Fasman takes pains to point out that he is not a member of the “liberal media” making knee-jerk attacks on the police. He describes himself as an employee of a centre-right publication. He denies wanting to show police in a bad light, and focuses on them only because police are the most tangible representatives of state power. He admits that, properly used, the technology he describes can improve public safety.
“Properly used” is the key. Police forces should not be using these technologies without full disclosure to the public they serve. Their use should be governed by strictly enforceable rules, including regular audits to ensure those rules are being followed and penalties for violating them. For Fasman, these are the democratic practices America needs if it is not to become China.
Fasman sees China as an example of what can happen unless citizens speak up forcefully against the unregulated use of surveillance technology. China has more than 200 million CCTV cameras. Police sometimes wear facial-recognition-enabled glasses. The state is developing a social credit system whereby each citizen’s trustworthiness will be scored and ranked. Unlike America — so far — China’s technologies are aimed less at monitoring, responding and deterring than at repressing and controlling.

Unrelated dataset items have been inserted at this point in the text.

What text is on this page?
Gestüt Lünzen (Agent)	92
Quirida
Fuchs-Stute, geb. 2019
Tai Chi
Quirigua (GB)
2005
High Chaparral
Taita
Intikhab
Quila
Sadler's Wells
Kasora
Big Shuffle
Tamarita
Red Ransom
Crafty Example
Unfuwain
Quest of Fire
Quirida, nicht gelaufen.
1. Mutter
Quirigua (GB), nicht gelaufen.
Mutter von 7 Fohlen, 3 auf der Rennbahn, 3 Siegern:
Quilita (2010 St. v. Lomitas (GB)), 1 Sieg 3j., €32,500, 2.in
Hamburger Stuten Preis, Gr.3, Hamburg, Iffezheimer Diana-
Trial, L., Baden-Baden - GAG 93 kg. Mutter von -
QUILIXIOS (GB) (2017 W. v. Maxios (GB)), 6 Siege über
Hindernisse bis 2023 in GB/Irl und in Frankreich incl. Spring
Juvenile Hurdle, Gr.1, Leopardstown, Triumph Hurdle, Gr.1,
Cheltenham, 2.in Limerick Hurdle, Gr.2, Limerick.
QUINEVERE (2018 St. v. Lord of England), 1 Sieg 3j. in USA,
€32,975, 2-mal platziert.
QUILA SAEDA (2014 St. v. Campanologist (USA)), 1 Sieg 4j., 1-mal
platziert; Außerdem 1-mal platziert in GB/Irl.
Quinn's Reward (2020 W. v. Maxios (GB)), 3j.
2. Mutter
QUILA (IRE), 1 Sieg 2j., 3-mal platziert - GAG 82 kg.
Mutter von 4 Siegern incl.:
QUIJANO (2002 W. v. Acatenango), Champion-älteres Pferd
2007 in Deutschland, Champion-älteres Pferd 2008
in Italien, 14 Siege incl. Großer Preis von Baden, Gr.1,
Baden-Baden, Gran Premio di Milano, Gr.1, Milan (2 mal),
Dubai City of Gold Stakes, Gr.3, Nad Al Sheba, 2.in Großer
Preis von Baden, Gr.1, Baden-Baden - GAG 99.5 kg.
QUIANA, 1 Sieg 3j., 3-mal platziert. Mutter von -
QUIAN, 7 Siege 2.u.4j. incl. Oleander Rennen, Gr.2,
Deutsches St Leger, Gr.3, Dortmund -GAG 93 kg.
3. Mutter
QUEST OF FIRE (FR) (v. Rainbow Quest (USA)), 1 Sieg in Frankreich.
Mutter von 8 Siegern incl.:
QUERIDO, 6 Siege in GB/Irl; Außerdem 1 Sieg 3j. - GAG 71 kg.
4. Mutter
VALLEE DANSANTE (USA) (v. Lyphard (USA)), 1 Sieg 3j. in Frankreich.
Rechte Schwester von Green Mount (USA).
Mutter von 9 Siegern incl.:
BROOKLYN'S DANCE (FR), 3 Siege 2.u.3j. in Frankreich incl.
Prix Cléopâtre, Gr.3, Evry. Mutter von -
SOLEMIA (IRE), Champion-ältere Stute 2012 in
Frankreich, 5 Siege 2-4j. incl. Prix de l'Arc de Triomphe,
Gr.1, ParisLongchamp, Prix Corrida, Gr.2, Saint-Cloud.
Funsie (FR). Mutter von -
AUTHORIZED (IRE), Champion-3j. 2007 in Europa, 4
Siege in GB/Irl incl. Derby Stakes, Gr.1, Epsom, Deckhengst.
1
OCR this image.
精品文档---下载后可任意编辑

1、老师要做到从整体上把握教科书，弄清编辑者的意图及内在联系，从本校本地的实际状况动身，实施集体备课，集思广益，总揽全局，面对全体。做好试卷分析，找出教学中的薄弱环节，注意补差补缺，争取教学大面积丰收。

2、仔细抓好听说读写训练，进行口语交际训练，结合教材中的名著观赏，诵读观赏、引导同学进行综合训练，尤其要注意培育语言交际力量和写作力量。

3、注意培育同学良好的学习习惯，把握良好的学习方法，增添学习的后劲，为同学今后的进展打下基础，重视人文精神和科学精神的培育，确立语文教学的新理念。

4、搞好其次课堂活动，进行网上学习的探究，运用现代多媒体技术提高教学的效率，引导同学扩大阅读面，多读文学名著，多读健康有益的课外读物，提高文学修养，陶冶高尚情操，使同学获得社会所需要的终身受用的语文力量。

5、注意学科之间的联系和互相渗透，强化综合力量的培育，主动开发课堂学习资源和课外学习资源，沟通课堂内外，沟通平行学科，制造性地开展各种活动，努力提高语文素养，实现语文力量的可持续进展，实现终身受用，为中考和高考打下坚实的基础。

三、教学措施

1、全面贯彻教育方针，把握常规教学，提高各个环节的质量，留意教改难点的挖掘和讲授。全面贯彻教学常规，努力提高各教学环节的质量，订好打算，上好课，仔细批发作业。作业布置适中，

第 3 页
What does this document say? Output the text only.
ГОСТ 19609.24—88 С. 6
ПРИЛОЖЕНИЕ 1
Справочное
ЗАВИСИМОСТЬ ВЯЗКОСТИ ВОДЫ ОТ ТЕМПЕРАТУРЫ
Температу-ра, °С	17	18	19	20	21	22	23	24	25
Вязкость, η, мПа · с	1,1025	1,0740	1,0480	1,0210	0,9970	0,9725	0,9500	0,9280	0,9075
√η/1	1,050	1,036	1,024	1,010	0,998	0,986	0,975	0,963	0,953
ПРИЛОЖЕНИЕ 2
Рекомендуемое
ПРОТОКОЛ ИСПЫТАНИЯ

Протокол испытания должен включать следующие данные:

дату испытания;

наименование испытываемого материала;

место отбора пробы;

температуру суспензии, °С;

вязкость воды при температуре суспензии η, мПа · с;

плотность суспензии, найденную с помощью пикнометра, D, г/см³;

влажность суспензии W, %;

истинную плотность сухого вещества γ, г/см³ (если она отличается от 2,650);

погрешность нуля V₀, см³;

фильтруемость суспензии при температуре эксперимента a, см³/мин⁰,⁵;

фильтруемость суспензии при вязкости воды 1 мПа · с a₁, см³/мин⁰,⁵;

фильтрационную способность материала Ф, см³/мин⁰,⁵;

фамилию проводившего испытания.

The only time Fasman mentions Canada is when he describes an Ottawa police officer as “everything you would expect a senior Canadian police officer to be: mild, bearded, reasonable and wry.”
We can only hope that this is an accurate description, because many of the technologies that concern Fasman have been experimented with or are regularly deployed by Canadian police departments.
In 2020, The Citizen Lab at the University of Toronto issued a report on the use of surveillance technology by some Canadian police forces and identified “a number of issues related to… systemic bias, lack of transparency and due process concerns.”
More specifically, in February 2021, the Office of the Privacy Commissioner of Canada published the report of an investigation into Clearview’s operations in Canada. A number of law enforcement agencies, including the RCMP, had been using the app to help identify perpetrators and victims of crimes. The privacy commissioner found that, in doing so, Clearview had illegally, and for inappropriate purposes, conducted mass surveillance of individuals.
It seems America is not the only place where citizens need to speak up forcefully.
Even when the pandemic is over, John K. Collins will continue to wear a face mask.